En su famosa pirámide de necesidades, y después del alimento y la seguridad, el psicólogo Abraham Maslow identifica al amor como algo fundamental para la especie humana. Por eso es tan importante, desde el primer día, abrazar al niño, leerle y jugar con él. No hacerlo puede tener serias consecuencias en el desarrollo físico, psicológico y social de la criatura.
Una etapa crucial
La etapa inicial del crecimiento es crucial porque, en los primeros tres años, el cerebro adquiere 90% de la capacidad que llegará a desarrollar como adulto. El cerebro humano tiene nada menos que 100,000 millones de células. Es más, cada una de ellas está conectada con unas 7,000 adicionales. La calidad y frecuencia del contacto humano que el bebé tenga con quien lo cuida se transforma en fundamental en la formación de millones y millones de redes que determinarán memorias, asociaciones y, consecuentemente, el pensamiento lógico.
La neurociencia ya determinó que sin un estímulo apropiado ciertas partes del cerebro, como el hipocampo (que está relacionado con la memoria y el aprendizaje), no alcanzan el desarrollo esperado. Esto lleva a la pérdida de la trama estructural que es necesaria para establecer experiencias humanas normales. Los niños salvajes, que crecen sin estos estímulos, son un claro ejemplo de las consecuencias a las que se los expone.
Víctor de Aveyron fue uno de esos niños salvajes.
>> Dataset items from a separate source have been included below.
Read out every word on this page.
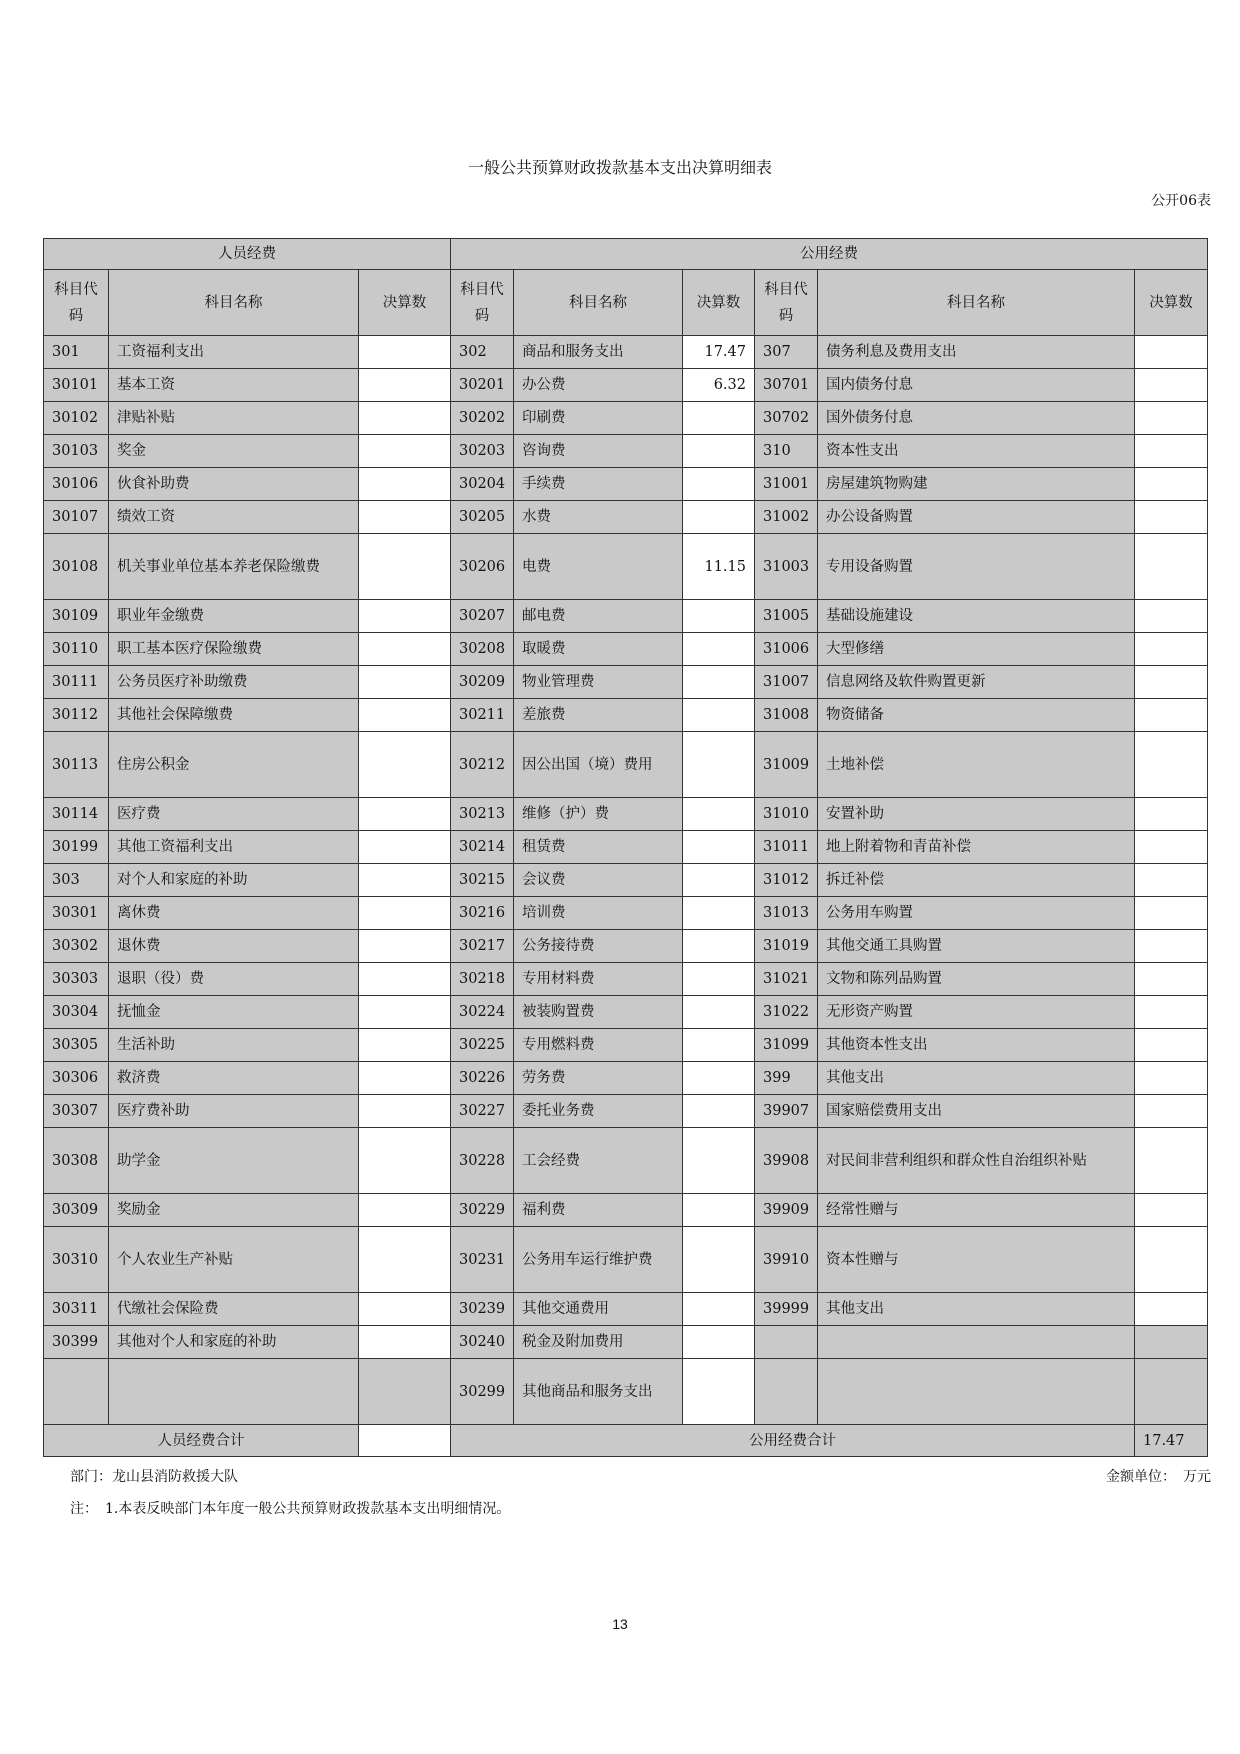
一般公共预算财政拨款基本支出决算明细表
公开06表
人员经费			公用经费					
科目代码	科目名称	决算数	科目代码	科目名称	决算数	科目代码	科目名称	决算数
301	工资福利支出		302	商品和服务支出	17.47	307	债务利息及费用支出	
30101	基本工资		30201	办公费	6.32	30701	国内债务付息	
30102	津贴补贴		30202	印刷费		30702	国外债务付息	
30103	奖金		30203	咨询费		310	资本性支出	
30106	伙食补助费		30204	手续费		31001	房屋建筑物购建	
30107	绩效工资		30205	水费		31002	办公设备购置	
30108	机关事业单位基本养老保险缴费		30206	电费	11.15	31003	专用设备购置	
30109	职业年金缴费		30207	邮电费		31005	基础设施建设	
30110	职工基本医疗保险缴费		30208	取暖费		31006	大型修缮	
30111	公务员医疗补助缴费		30209	物业管理费		31007	信息网络及软件购置更新	
30112	其他社会保障缴费		30211	差旅费		31008	物资储备	
30113	住房公积金		30212	因公出国（境）费用		31009	土地补偿	
30114	医疗费		30213	维修（护）费		31010	安置补助	
30199	其他工资福利支出		30214	租赁费		31011	地上附着物和青苗补偿	
303	对个人和家庭的补助		30215	会议费		31012	拆迁补偿	
30301	离休费		30216	培训费		31013	公务用车购置	
30302	退休费		30217	公务接待费		31019	其他交通工具购置	
30303	退职（役）费		30218	专用材料费		31021	文物和陈列品购置	
30304	抚恤金		30224	被装购置费		31022	无形资产购置	
30305	生活补助		30225	专用燃料费		31099	其他资本性支出	
30306	救济费		30226	劳务费		399	其他支出	
30307	医疗费补助		30227	委托业务费		39907	国家赔偿费用支出	
30308	助学金		30228	工会经费		39908	对民间非营利组织和群众性自治组织补贴	
30309	奖励金		30229	福利费		39909	经常性赠与	
30310	个人农业生产补贴		30231	公务用车运行维护费		39910	资本性赠与	
30311	代缴社会保险费		30239	其他交通费用		39999	其他支出	
30399	其他对个人和家庭的补助		30240	税金及附加费用				
			30299	其他商品和服务支出				
人员经费合计			公用经费合计					17.47
部门：龙山县消防救援大队	金额单位：　万元
注：　1.本表反映部门本年度一般公共预算财政拨款基本支出明细情况。
13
Su vida, en parte documentada, entremezcla realidad con ficción. A Víctor lo vieron por primera vez cuando tenía alrededor de 6 años en bosques de la localidad francesa de Saint-Semin-sur-Rance. Fue allí que lo capturó un grupo de cazadores, pero se escapó varias veces hasta que, finalmente, el hambre y la adversidad lo hizo acercarse a la civilización.
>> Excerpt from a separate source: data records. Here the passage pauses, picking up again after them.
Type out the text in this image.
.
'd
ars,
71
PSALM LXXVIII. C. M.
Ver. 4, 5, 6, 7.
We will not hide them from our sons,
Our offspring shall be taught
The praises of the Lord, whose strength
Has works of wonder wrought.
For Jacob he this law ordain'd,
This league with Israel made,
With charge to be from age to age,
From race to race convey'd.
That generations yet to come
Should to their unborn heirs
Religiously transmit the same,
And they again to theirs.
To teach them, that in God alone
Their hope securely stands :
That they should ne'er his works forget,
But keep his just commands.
Su inhabilidad de hablar, las cicatrices en su cuerpo y su preferencia por alimentos del bosque dejaron pocas dudas de que se había criado en un ambiente silvestre. Todos los intentos por inculcarle el lenguaje fueron más que limitados y nunca se lo pudo recuperar.
Crueldad inaudita
Un niño sudafricano, Mthiyane, fue encontrado en KwaZulu-Natal, después de vivir con monos. No se lo pudo acostumbrar a alimentos cocinados ni que socializara con jóvenes de su edad. A los 17 años todavía no podía hablar y caminaba y saltaba como los monos.
Aquí en California, más precisamente en Arcadia, también hubo una niña salvaje. Se llamaba (o llama, porque se presume que aún está viva) Genie. A la niña, sus padres la mantuvieron encerrada en una habitación en donde la mayor parte del tiempo estaba atada a una cama. Así vivió sin estímulos hasta los 13 años cuando fue descubierta, en 1970, por trabajadores sociales. Se encontraba gravemente desnutrida y no sabía hablar.
Las relaciones que el niño establece con la persona que lo cuida, especialmente entre los seis meses y los dos años, llevó a la formulación de la Teoría del Apego. La idea básica de esta línea de pensamiento es que el niño requiere de protección y seguridad y, por lo tanto, se conecta instintivamente con quien le provee esta necesidad básica. Es una estrategia, obviamente, de sobrevivencia física y emocional.
El apego típicamente se da con la madre biológica, pero puede establecerse con cualquier otra persona cercana al niño. La psicóloga Mary Ainsworth propuso una clasificación que incluye tres categorías: los niños que se sienten seguros, los inseguros-evitativos y los inseguros-ambivalentes. Después se incorporó la del apego desorganizado. De acuerdo a otros psicólogos, nuestra seguridad o inseguridad inicial es mantenida a lo largo de la vida y la proyectamos, ya adultos, en nuestras relaciones de parejas.
La madre, el padre, o quien cuide al bebé, tiene una responsabilidad cuyas consecuencias trascienden la infancia. Una responsabilidad que no se puede ni debe ignorar.